Several other U.S. cities and states are dealing with how to balance residents’ needs with those of a growing industrial ecosystem still struggling to recover from the pandemic. Some cities have outright banned certain proposed projects.

In New Jersey, planning officials issued guidelines to help the state’s more than 500 municipalities update zoning rules in a bid to prevent industrial sprawl, as state lawmakers consider development limits and community input requirements among other measures.

Pandemic Fallout Squeezes Regal Cinemas Parent


Pandemic-related financial hangovers have placed U.K.-based Cineworld Group, the world’s second-largest movie theater operator, on the verge of filing for bankruptcy restructuring, according to a Wall Street Journal report citing sources familiar with the matter.

Cineworld is the parent of Regal Cinemas, which reports 505 U.S. locations and is America’s second-largest movie theater chain by location count after AMC Theatres. The Journal reported that Cineworld has engaged lawyers and consultants to advise it on the bankruptcy process in the U.S. and the U.K., as the theater industry struggles to fully recover from mass global closures of the pandemic’s first year.

Cineworld has reported a gradual recovery in attendance during the past year but has so far not been able to restructure its finances in response to lagging attendance and revenue that some analysts project won’t return to pre-pandemic levels for another two years.
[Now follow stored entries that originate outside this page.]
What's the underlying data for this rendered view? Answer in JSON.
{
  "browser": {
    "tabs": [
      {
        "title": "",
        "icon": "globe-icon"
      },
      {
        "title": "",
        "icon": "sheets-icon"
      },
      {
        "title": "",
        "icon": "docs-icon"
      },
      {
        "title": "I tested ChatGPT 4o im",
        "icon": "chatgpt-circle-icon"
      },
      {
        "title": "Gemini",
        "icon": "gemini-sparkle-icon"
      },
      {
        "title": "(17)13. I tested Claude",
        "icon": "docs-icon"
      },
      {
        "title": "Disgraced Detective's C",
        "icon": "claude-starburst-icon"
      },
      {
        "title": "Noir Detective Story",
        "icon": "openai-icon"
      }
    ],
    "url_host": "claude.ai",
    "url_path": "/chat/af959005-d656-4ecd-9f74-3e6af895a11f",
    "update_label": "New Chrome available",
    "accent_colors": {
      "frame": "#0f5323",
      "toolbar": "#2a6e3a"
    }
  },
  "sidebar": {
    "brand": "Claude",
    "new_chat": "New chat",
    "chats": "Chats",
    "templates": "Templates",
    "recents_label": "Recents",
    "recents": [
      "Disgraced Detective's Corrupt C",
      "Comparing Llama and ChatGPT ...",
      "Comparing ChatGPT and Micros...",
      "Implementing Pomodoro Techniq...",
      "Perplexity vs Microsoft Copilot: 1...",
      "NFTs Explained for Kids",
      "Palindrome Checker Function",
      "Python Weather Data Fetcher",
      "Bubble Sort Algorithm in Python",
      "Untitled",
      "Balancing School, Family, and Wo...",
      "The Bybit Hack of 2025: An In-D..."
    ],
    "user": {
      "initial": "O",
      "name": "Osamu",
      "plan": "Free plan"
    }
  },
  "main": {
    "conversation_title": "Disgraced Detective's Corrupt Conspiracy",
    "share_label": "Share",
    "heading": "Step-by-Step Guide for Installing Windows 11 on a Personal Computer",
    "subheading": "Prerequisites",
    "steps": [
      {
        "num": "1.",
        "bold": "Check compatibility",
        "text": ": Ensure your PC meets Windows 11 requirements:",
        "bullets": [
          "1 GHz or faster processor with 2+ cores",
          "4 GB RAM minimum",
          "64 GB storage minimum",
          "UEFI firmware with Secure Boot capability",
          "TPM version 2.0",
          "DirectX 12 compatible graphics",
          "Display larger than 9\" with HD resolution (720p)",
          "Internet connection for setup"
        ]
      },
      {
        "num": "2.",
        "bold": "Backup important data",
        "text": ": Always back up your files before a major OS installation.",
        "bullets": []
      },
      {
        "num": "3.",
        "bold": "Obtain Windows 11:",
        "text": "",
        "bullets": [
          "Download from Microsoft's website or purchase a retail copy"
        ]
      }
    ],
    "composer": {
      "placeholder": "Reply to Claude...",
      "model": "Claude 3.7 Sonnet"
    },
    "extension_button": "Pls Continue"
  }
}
That’s in contrast to Leawood, Kansas-based AMC Theatres, the world’s largest cinema chain, which has raised more than $2 billion in equity and debt financing since the start of the pandemic to shore up its balance sheet. The three largest theater chains have yet to return to profitability, though losses have narrowed in the past year.

Among other financial challenges, the big chains still owe considerable amounts to landlords for rents that were deferred after theaters were closed for most of the pandemic’s first year. Cineworld was dealt a blow last month when a British court ruled the company and a rival operator cannot be excused from paying rents that were owed but not paid after the pandemic forced cinema shutdowns in early 2020.

Construction Equipment Sales Decline


Declining sales of excavators, those earth-moving machines that are crucial to most construction projects, could be another sign of slowing real estate demand in a volatile U.S. economy.

Canada-based Ritchie Bros., a global asset management firm specializing in heavy equipment and trucks used in multiple industries, reported U.S. sales volumes and pricing for excavators declining over the past three months from year-earlier levels.

The firm’s monthly trends report for August found prices for large excavators down 9% from year-earlier levels, with mini-excavator prices down 5%. The opposite is happening in Canada, with prices up 12% year over year for large earth-movers and up 31% for the smaller versions.

The picture is different for some transportation equipment. The firm said U.S. truck tractor prices are 27% higher than year-earlier levels, with Canada’s up 25%.